IFA hill farming chair Flor McCarthy, a participant farmer in the MacGillycuddy Reeks European Innovation Partnership (EIP), stated that without the support from the project and their trained collective working group, he would have been unable individually to manage the Rhododendron ponticum on his own land.

McCarthy said that this was due to the physical nature of the work, the time needed for the phased treatment required and significant cost of treatment is being beyond what an individual farmer is capable of achieving with extensive support.

This was echoed in the questions and answers session from other farmers in attendance calling for support from the Department to tackle widespread invasive species such as Rhododendron ponticum.

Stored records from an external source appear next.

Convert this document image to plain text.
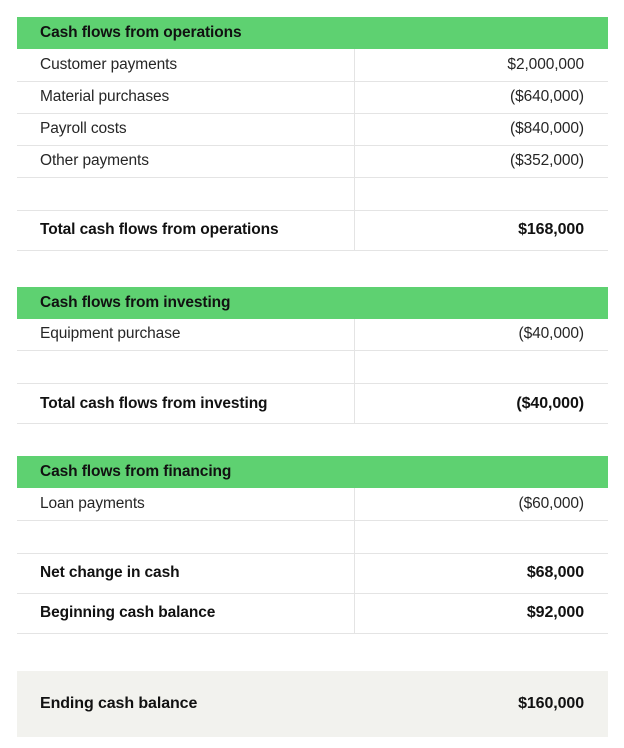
Cash flows from operations
Customer payments	$2,000,000
Material purchases	($640,000)
Payroll costs	($840,000)
Other payments	($352,000)

Total cash flows from operations	$168,000
Cash flows from investing
Equipment purchase	($40,000)

Total cash flows from investing	($40,000)
Cash flows from financing
Loan payments	($60,000)

Net change in cash	$68,000
Beginning cash balance	$92,000
Ending cash balance	$160,000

Dr Therese Higgins likened the spreading of Rhododendron ponticum to a type of invisible pollution. She highlighted 33% of Irish soils could support rhododendron growth if the issue is not addressed, with devastating consequences for our native habitats including woodlands, peatlands and wet and dry heath.

Climate change

These habitats are vital for Ireland to managing climate change while supporting human wellbeing and reducing biodiversity loss.

Patricia Deane from the MacGillycuddy Reeks EIP project spoke on how the project has been operating, the need for and effectiveness of a locally-led approach for rhododendron management on a large scale with farmers.

She highlighted how embedding the appropriate skills within rural communities is critical to ensure there is a return to local economy and a strong social emphasis, alongside actions to protect the environment and habitats.

The absence of any framework or funding support for individual landowners in managing this issue was also made apparent at the conference.

Deane explained that a national approach is required given the scale of infestation throughout Ireland, the cost of implementing a management strategy and the requirement for several phases of treatment over subsequent years to ensure eradication.

Minister of State Malcolm Noonan highlighted the forthcoming national invasive species plan and said that with the upcoming UN Decade of Eco-system Restoration, “the ambition of communities throughout the country is being matched by Government in terms of resourcing and support”.